Mr Trench turned to go, but Warner said: “Wait a minute. What am I supposed to do?”
“Sit on that chair and have your breakfast.”
“And then what? You can’t just throw me in this lousy hole and keep me here.”
“You’re going into another identity parade. The witnesses who did not travel to Kent.”
“You mean the ones you couldn’t buy with a trip to the Hippodrome!”
“There are more than a dozen witnesses who saw a man answering your description, either in company with the dead woman or lurking around her house or both. Over a dozen, Warner. We will hear what they have to say. Then their testimony will be put before the Sheriff. He will decide if there is a case for you to answer. If he agrees that there is, you may be committed. If you are committed, you will be held in prison until your trial.”

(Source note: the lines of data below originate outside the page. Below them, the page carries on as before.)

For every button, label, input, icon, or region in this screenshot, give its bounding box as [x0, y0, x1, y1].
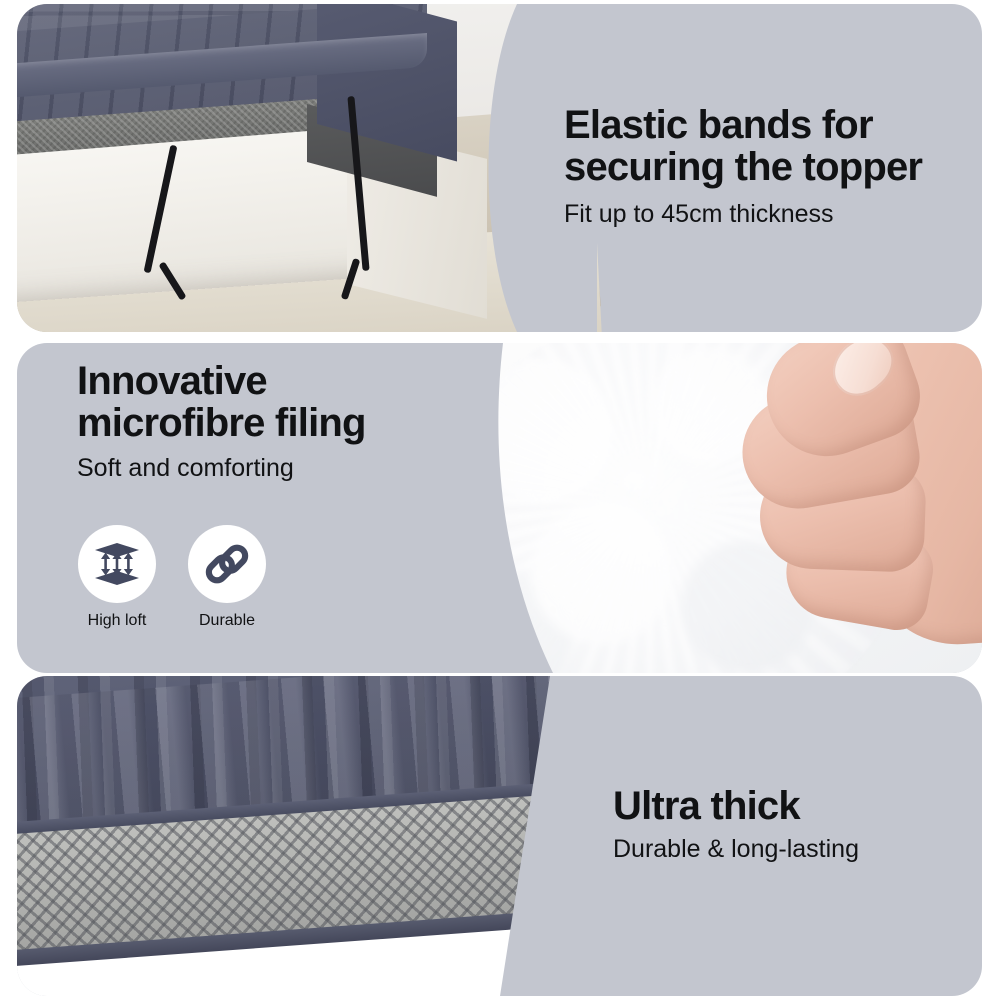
- hand: [712, 343, 982, 663]
- panel-2-subheading: Soft and comforting: [77, 454, 477, 483]
- panel-ultra-thick: Ultra thick Durable & long-lasting: [17, 676, 982, 996]
- panel-microfibre-filling: Innovative microfibre filing Soft and co…: [17, 343, 982, 673]
- photo-ultra-thick: [17, 676, 577, 996]
- feature-badge-label: Durable: [199, 612, 255, 630]
- feature-badge-list: High loft Durable: [78, 525, 266, 630]
- product-feature-graphic: Elastic bands for securing the topper Fi…: [0, 0, 1000, 1000]
- panel-2-heading-line-1: Innovative: [77, 360, 477, 402]
- panel-1-heading-line-1: Elastic bands for: [564, 104, 982, 146]
- panel-1-subheading: Fit up to 45cm thickness: [564, 200, 982, 229]
- badge-circle: [188, 525, 266, 603]
- panel-2-text: Innovative microfibre filing Soft and co…: [77, 360, 477, 483]
- feature-badge-high-loft: High loft: [78, 525, 156, 630]
- feature-badge-label: High loft: [88, 612, 147, 630]
- panel-2-heading-line-2: microfibre filing: [77, 402, 477, 444]
- fingernail: [822, 343, 904, 407]
- panel-elastic-bands: Elastic bands for securing the topper Fi…: [17, 4, 982, 332]
- photo-microfibre-filling: [457, 343, 982, 673]
- panel-1-heading-line-2: securing the topper: [564, 146, 982, 188]
- badge-circle: [78, 525, 156, 603]
- feature-badge-durable: Durable: [188, 525, 266, 630]
- panel-3-heading-line-1: Ultra thick: [613, 785, 953, 827]
- chain-link-icon: [204, 541, 250, 587]
- panel-3-subheading: Durable & long-lasting: [613, 835, 953, 864]
- panel-3-text: Ultra thick Durable & long-lasting: [613, 785, 953, 864]
- panel-1-text: Elastic bands for securing the topper Fi…: [564, 104, 982, 229]
- high-loft-icon: [93, 540, 141, 588]
- photo-elastic-bands: [17, 4, 537, 332]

“And how long will that be?”
“Not more than one hundred and ten days.”
“So you say, copper.”
“It’s the law.”
For the first time, Warner seemed concerned about his predicament. “I think I need a lawyer.”
“I think you do.”
“Will you help me? Please?”
Mr Trench looked up at the roof for a moment and huffed out a big breath from under his moustache. “I’ll do what I can. It’s a good job you got that money order.”
“A tenner won’t get me through a murder trial.”
“Let’s cross that bridge when we come to it.” Mr Trench started for the door again.
“Could you spare me another cigarette?”
Trench tossed him the broken pack. “It’s half full. All right for matches?”
Warner nodded and the cell door clanged shut with an echo. As Mr Trench went back down the corridor he heard the sound of a man singing – singing in a nervous, shaky voice, singing to keep his courage up – “Who were you with last night, out in the pale moonlight? It wasn’t yer sister, it wasn’t yer ma – ahh ah ah ah aha aha.”